Let $I$ be a set of an odd number of closed unit intervals on the real line, and let $S$ be the set of points which are covered by exactly an odd number of elements of $I$.
Prove that $S$ is the disjoint union of intervals, whose total length is at least 1.
My solution is to prove it by induction on the number of intervals the points come from.
$\textit{BASIS STEP}:$
Let us assume the points in $S$ are selected from just one interval of $I$. This means $S = I_n$, so clearly $S$ is a disjoint union. Also, each member of $I$ is guaranteed to be of unit length so $S$ also has at least length 1. This completes the basis step.
$\textit{INDUCTIVE STEP}:$
Suppose the claim holds for the sets whose points come from $2n+1$ intervals of $I$, $n\geq 1$. We want to show this is also the case for the sets whose points belong to $2n+3$ intervals of $I$.
For this purpose, select points from exactly $2n+3$ intervals of $I$ to construct $S$. Now remove the interval that has the minimum starting point, and also the interval with the maximum ending point. The resulting set is composed of $2n+1$ intervals of $I$.
By the induction hypothesis, ... .Then I'm gonna use the subtracted intervals to show that we can still form a disjoint union, with a length of at least 1.
Okay I am still working on this proof.

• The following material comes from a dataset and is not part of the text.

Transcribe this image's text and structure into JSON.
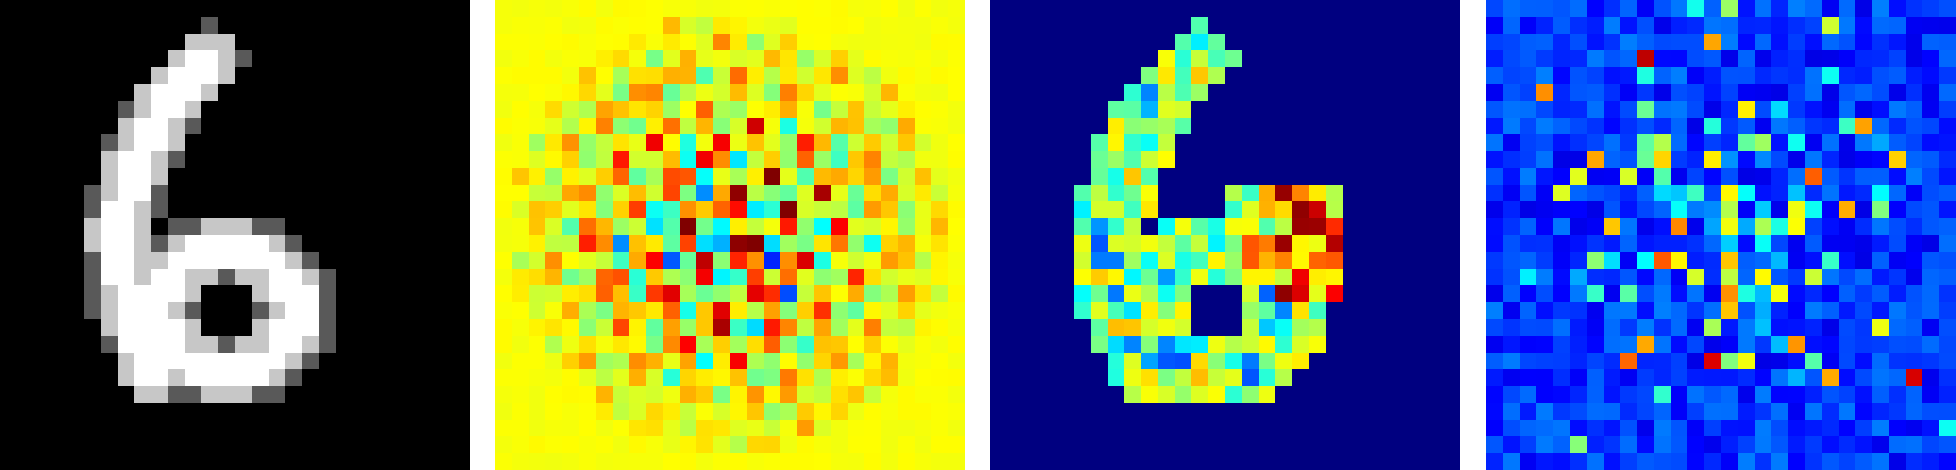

I want to ask if I can really prove it by induction? Am I on the right path?
Let $S$ be a set of points covered by exactly $2(k+1)+1=2k+3$ elements in $I$, i.e. $S=\bigcup_{i=1,\dotsc,2k+3}I_i$. Call the interval containing the minimum point $I_{2k+2}$, and the one containing the maximum $I_{2k+3}$. Let $T$ be a set of points covered by exactly $2k+1$ elements, described in the BIG brackets here: $$S=\overbrace{[S\setminus\{T\cup I_{2k+3}\}\bigg[\dotsc]}^{I_{2k+2}} 2k+1\ \text{closed unit intervals}\overbrace{[\dotsc\bigg]S\setminus\{T\cup I_{2k+2}\}]}^{I_{2k+3}}.$$ Note, we are not excluding the intervals that have the minimum and maximum points, but the disjoint parts of each (since they may overlap as described in the picture).
Call $S\setminus\{T\cup I_{2k+3}\}$ the LDI (left-disjoint interval); and likewise RDI for $S\setminus\{T\cup I_{2k+2}\}$. By induction hypothesis, $T$ is a disjoint union of intervals, of total length $\ge1$. Then of course $T\cup\mathrm{LDI}\cup\mathrm{RDI}=S$ is a disjoint union of intervals, of total length $\ge1$.
Please tell me if there are any mistakes.